Jung Yong-jun (born in 1981) is a South Korean writer.

== Life ==
Jung was born in 1981 in Gwangju. He graduated from Chosun University for Russian studies, and then studied creative writing in the same university’s graduate school. He began his literary career with his short story Good Night, Oblo (굿나잇, 오블로), which won the 2009 Hyundai Literature Prize for New Writers.

Jung first started writing fiction at 26. He began meeting people who wrote fiction, attended literature classes, and then ultimately entered a graduate school. He has said that he was not sure whether he had talent for writing, but it was the first time he had felt that strange feeling of wanting to continue doing it, and improve on it, as well as be with it. Thus, he has continued writing fiction to this day.

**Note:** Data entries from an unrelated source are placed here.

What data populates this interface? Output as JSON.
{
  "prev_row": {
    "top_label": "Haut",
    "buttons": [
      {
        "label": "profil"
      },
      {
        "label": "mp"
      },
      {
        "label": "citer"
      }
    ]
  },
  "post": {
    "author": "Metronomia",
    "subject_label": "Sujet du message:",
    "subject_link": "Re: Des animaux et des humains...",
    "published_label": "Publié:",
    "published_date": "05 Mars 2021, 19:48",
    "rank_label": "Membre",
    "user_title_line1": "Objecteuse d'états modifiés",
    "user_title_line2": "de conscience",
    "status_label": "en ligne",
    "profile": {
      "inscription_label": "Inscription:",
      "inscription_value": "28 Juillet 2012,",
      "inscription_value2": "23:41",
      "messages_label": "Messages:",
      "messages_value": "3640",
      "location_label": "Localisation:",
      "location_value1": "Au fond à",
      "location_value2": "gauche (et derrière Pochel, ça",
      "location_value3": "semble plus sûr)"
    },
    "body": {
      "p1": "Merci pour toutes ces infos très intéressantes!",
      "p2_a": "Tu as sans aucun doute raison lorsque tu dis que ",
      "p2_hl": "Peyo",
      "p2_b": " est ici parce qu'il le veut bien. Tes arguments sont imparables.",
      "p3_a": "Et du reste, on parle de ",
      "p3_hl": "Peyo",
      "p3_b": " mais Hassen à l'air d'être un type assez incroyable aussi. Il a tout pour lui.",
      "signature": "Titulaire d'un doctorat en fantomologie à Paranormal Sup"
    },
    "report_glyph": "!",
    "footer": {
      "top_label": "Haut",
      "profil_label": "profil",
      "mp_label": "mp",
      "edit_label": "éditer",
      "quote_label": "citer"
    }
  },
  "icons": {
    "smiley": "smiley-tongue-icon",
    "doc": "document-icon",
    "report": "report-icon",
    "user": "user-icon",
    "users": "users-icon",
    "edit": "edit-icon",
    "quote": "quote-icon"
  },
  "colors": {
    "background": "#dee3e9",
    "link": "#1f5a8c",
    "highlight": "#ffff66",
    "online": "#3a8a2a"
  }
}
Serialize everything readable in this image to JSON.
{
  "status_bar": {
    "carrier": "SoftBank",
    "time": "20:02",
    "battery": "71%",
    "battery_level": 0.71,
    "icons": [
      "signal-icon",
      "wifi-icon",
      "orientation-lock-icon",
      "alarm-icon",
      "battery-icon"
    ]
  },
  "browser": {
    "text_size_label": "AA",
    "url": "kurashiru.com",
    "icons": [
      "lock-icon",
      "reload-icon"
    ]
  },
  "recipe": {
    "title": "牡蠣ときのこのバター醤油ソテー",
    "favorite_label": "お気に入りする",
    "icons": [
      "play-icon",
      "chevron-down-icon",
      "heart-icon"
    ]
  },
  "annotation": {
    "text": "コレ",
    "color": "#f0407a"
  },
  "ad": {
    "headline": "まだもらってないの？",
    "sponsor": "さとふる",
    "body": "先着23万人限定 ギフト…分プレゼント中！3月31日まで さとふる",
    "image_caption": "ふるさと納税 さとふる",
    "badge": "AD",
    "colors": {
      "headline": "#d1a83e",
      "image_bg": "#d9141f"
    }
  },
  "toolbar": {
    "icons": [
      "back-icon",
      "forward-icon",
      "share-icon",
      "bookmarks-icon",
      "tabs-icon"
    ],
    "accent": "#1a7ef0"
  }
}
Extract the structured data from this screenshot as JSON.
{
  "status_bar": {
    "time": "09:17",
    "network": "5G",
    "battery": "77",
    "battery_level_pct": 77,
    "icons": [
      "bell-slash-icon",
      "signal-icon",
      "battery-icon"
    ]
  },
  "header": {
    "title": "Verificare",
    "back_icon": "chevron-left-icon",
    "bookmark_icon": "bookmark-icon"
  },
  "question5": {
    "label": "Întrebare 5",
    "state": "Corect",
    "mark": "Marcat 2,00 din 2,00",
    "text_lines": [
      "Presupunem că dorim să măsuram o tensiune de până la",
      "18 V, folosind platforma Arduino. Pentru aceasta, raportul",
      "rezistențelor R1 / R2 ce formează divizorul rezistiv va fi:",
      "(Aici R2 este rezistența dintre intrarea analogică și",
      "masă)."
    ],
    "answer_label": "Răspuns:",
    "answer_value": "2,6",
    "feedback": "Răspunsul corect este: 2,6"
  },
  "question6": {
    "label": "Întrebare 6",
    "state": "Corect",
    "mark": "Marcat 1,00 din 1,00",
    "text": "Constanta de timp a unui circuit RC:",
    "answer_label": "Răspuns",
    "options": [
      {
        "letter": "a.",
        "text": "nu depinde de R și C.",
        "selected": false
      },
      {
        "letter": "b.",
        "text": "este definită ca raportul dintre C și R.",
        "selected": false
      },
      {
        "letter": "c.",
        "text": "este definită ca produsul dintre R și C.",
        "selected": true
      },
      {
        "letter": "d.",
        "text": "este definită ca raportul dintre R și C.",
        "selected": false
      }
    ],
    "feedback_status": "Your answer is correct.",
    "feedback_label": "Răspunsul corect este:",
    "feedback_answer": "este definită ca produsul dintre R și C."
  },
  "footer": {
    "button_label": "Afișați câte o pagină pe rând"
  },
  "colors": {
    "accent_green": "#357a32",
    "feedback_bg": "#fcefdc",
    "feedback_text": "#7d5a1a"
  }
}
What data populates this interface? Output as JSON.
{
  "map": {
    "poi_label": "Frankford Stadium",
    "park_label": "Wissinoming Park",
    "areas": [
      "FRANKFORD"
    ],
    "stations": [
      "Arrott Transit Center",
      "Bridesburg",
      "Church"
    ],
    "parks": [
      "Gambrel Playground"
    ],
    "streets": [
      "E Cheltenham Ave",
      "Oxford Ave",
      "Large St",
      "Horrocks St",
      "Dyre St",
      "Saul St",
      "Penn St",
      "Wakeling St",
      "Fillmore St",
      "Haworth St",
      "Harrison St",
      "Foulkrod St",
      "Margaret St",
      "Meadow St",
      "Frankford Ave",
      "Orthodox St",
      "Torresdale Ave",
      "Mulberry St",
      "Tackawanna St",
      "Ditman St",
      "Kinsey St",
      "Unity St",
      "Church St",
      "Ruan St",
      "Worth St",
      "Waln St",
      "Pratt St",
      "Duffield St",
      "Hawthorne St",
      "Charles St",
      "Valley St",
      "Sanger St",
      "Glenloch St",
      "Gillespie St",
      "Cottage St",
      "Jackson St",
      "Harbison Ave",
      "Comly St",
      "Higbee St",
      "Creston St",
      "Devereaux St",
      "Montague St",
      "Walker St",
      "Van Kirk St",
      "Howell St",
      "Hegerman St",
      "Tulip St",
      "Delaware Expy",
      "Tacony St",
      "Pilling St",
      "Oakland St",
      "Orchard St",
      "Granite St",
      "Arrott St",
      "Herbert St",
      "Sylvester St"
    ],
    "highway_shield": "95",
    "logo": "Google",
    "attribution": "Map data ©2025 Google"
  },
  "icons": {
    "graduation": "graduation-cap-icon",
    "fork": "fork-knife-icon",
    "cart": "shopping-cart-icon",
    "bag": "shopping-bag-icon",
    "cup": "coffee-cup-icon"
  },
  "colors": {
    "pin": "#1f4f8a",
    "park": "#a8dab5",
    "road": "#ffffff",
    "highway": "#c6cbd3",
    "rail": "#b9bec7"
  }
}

Since he was young, Jung stuttered. As he grew up, he taught himself to deal with it. He has stated that he constantly tried things whenever he spoke like changing the words slightly when saying them out loud, and inverting sentences to change the first sentence. However, he stutters a lot in front of family, though because they don’t make fun of him stuttering, he has said in an interview that he can speak very comfortably with them and say what he wants to say. His thoughts on language came from his habit of stuttering, leading to his short story Tteo Tteo Tteo, Tteo (떠떠떠, 떠) and the novel Babel (바벨).

He has published short story collections Gana (가나), Aren’t We Blood Relatives? (우리는 혈육이 아니냐), and the novel Babel (바벨). He was awarded the Hwang Sun-won Literary Award for his short story A Walk Along Seolleung (선릉산책) in 2016.

He currently teaches at the Creative Arts Department of Seoul Institute of the Arts and is active as the member of "Text Experiment Group Ru" with Kim Taeyong and Han Yujoo.

== Writing ==
Writer Paik Gahuim on Jung,

“The way his sentences draw the reader in is absolutely outstanding. The blade of the imagination of a novel where language is the protagonist, and of the writing skills that come from his small form is sharp and powerful. His form is small. Of course, just his height. He has broad shoulders and a strong body. He is a writer who holds up the world with his small but strong body. He stands on the ground with short but solid legs. That is how a writer should be.”

The record of this impression on the writer is much in line with the literary appraisal of Jung. Jung writes on various subjects. Jung presents various types of narratives, which can be seen in Gana (가나), where a body wanders across the ocean on its way toward the home that it longs for, Meok-I (먹이 The Feed), where a delusional man is met by a wild predator in his own world (room), and Saranghaeseo geuraetseumnida (사랑해서 그랬습니다 Because I Loved), where a fetus kills itself while still in the womb for the sake of its young mother, who had become pregnant unintentionally.

Particularly, he often lays out very profound thoughts on language by reflecting his experiences of stuttering from when he was young on his narratives. Such examples are Tteo Tteo Tteo, Tteo (떠떠떠, 떠), which is a story about the love of a stuttering man that works in an amusement park, and Babel (바벨), which is a story about a new age called Babel, where everyone doesn’t speak due to the rotten smell called ‘pellets’ produced by talking, a result of a failed experiment for crystallization of speech.

== Works ==

=== Short Story Collection ===
- Gana (가나), Moonji Publishing, 2011.
- Urineun hyeolyuki aninya (우리는 혈육이 아니냐 Aren’t We Blood Relatives?), Monhakdongne, 2015.

=== Novels ===
- Babel (바벨), Moonji Publishing, 2014.